2. The method for rapid identification of single soybean varieties based on a portable fiber optic spectrometer according to claim 1, characterized in that, The multiple measurement points in step (1) are four measurement points set based on different surface structure regions of a single soybean grain. The four measurement points are the hilum, the back of the hilum, the side, and the top region. Four near-infrared diffuse reflectance spectra are collected for each soybean grain at the four measurement points. In step (3), these four near-infrared diffuse reflectance spectra are used as four instance samples in the same package-level sample. The near-infrared spectrum is collected using a near-infrared fiber optic spectrometer in diffuse reflectance mode. The wavelength range is 1600nm to 2400nm. Each spectrum contains 200 data points. The single acquisition exposure time is 1.27ms.
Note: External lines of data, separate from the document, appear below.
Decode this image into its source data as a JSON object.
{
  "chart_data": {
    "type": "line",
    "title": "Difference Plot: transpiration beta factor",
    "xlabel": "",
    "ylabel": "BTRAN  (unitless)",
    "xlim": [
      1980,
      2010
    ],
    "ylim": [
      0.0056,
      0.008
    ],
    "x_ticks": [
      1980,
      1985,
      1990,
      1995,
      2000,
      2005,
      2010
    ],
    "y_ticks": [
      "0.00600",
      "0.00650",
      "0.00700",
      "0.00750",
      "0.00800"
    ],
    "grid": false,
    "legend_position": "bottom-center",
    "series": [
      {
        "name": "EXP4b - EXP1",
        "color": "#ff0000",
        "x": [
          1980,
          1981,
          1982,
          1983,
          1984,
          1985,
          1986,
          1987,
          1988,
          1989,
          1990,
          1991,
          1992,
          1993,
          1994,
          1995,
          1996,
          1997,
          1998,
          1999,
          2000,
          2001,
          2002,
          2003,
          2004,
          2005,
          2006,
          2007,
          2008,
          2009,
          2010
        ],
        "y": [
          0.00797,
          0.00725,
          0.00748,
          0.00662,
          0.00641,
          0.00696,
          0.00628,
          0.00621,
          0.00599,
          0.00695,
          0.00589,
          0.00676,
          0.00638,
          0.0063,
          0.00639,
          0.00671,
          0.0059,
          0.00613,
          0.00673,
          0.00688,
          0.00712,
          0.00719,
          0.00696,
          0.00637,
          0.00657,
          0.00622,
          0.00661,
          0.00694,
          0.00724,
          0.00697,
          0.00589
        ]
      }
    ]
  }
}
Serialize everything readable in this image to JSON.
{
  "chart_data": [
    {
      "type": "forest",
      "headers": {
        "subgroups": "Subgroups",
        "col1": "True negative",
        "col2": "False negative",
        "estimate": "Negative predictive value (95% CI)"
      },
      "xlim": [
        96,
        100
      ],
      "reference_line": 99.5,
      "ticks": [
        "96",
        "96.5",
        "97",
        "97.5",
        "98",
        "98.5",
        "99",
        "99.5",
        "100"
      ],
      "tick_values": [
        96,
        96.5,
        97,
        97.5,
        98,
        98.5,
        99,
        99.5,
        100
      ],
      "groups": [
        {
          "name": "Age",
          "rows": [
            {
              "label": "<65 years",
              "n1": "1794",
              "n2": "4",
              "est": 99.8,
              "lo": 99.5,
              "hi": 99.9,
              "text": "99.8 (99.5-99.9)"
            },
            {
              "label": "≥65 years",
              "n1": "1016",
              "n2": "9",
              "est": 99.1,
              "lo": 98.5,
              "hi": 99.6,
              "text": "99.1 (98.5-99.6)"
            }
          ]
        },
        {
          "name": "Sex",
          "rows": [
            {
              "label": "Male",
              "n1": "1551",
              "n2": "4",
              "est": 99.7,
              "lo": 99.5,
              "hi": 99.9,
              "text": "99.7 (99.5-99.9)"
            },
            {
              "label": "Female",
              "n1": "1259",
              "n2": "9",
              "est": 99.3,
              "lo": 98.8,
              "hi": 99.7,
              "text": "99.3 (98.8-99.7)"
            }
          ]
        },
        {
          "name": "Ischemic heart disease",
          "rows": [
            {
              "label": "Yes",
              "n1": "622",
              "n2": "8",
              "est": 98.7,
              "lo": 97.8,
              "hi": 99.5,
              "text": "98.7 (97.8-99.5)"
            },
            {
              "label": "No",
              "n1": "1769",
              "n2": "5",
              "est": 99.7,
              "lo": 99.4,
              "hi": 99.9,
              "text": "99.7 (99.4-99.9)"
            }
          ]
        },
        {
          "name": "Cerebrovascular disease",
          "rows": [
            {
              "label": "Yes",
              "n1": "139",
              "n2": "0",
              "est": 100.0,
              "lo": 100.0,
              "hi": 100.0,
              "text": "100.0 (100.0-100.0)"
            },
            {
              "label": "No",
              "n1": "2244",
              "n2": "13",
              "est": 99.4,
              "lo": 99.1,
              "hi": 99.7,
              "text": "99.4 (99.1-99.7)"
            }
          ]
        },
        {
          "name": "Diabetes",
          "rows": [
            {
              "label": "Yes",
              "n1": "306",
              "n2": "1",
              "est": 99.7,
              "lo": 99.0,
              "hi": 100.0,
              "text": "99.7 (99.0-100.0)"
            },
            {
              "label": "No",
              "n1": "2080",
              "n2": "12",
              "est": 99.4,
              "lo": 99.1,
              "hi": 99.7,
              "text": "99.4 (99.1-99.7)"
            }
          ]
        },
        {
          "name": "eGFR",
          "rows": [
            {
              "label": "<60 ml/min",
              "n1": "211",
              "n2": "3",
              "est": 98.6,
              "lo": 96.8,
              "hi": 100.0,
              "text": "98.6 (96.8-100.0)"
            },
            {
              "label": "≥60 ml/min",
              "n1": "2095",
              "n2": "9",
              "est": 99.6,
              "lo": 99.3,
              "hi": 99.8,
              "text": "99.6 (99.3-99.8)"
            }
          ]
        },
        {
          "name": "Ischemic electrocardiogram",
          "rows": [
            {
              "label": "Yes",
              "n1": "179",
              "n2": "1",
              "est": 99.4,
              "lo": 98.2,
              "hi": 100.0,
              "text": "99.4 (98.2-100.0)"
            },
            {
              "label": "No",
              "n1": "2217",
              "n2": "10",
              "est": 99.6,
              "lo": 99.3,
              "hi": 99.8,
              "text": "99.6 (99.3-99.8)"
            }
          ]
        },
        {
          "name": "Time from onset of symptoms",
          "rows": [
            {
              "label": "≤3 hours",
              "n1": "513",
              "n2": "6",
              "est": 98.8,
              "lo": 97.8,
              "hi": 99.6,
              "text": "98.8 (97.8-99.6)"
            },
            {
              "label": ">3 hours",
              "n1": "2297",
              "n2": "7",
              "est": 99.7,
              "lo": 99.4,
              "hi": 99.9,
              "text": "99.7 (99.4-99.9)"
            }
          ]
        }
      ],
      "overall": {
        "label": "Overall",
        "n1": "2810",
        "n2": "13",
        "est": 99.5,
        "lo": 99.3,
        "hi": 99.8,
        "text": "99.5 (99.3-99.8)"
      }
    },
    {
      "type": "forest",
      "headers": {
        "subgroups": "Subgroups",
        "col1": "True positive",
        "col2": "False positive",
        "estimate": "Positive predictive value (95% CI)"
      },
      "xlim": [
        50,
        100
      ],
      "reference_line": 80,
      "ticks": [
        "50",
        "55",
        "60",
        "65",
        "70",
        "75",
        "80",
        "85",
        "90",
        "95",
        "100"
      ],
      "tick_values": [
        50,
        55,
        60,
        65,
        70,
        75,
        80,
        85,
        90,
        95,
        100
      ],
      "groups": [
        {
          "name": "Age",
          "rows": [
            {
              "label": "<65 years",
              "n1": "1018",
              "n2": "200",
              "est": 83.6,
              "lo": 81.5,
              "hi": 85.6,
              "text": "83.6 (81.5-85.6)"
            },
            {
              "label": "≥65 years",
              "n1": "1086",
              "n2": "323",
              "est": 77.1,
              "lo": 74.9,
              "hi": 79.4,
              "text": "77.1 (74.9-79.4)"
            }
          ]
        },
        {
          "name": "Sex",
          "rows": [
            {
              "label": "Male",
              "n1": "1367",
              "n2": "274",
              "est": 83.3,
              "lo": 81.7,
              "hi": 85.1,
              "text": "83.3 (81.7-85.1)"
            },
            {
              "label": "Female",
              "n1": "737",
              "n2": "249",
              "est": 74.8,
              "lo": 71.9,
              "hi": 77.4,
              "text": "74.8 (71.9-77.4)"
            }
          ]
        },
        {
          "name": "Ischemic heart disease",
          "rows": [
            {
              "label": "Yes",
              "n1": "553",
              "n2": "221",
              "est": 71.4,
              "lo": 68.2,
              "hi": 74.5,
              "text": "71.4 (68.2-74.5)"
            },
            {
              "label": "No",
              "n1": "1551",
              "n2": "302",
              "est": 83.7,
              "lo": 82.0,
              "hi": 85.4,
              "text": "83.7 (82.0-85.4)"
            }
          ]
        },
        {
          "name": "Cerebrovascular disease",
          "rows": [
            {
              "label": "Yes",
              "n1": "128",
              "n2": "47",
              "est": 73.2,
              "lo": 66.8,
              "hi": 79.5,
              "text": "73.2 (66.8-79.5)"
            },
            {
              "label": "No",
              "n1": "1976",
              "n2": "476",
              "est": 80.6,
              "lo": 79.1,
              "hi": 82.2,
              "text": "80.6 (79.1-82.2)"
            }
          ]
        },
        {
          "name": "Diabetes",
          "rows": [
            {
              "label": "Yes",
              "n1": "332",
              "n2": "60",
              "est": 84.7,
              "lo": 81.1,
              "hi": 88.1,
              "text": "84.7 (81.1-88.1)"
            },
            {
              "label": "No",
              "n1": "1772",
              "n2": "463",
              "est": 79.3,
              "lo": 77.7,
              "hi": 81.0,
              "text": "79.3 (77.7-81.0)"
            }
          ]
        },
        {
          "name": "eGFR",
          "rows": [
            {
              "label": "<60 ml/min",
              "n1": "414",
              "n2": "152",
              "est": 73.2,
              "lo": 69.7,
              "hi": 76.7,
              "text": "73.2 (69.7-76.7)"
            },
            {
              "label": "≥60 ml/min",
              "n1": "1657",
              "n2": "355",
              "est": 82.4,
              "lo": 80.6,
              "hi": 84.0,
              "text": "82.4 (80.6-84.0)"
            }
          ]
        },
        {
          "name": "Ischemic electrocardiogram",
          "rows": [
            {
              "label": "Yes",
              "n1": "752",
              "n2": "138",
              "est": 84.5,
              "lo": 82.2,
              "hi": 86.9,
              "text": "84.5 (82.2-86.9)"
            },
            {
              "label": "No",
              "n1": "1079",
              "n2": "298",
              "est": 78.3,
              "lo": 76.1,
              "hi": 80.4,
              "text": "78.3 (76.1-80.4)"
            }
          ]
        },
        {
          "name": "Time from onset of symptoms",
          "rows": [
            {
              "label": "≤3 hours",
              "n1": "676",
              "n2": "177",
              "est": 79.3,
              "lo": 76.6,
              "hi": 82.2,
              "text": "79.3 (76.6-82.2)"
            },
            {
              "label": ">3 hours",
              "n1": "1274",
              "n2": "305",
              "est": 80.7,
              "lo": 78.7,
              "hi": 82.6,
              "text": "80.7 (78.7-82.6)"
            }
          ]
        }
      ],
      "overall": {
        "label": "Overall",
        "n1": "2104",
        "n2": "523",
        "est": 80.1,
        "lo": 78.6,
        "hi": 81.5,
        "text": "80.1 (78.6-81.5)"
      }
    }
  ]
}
After multiple scans of each measurement point, the average value is taken as the final spectrum of that measurement point.

3. The method for rapid identification of single soybean varieties based on a portable fiber optic spectrometer according to claim 1, characterized in that, The gated attention aggregation module in step (5) adopts a dual-branch structure based on content branch and gated branch. The content branch is processed through a linear layer and then a tanh function is applied to extract semantic responses related to category discrimination. The gated branch is processed through a linear layer and then a sigmoid function is applied to generate a gated signal that selectively modulates the semantic responses. The dual-branch outputs are multiplied element-wise and then linearly mapped to obtain the first... k Attention score at measurement points r ik And using temperature coefficient τ The softmax function normalizes the attention scores at each measurement point to obtain the attention weights corresponding to each measurement point. a ik Its expression is: (1)。 4. The method for rapid identification of single soybean varieties based on a portable fiber optic spectrometer according to claim 1, characterized in that, The additive angular margin loss in step (6) includes the following processing steps: L2 normalization is performed on the packet-level representation and the prototype vectors of each category so that the classification is based on the normalized feature direction; During the training phase, an additive angular margin is introduced only for the classification output corresponding to the true class, and a scaling factor is used to scale the classification output. The classification output during the training phase satisfies the following: (2) in, For the first i The sample corresponds to the first c Class-based output, s As a scale factor, m For additive angular intervals, θ i The angle between the normalized package-level representation and the category prototype vector. y i For the first i The true category of each sample; During the inference phase, a score is assigned based on the cosine similarity between the normalized bag-level representation and the normalized category prototype vector, and the category with the highest score is output.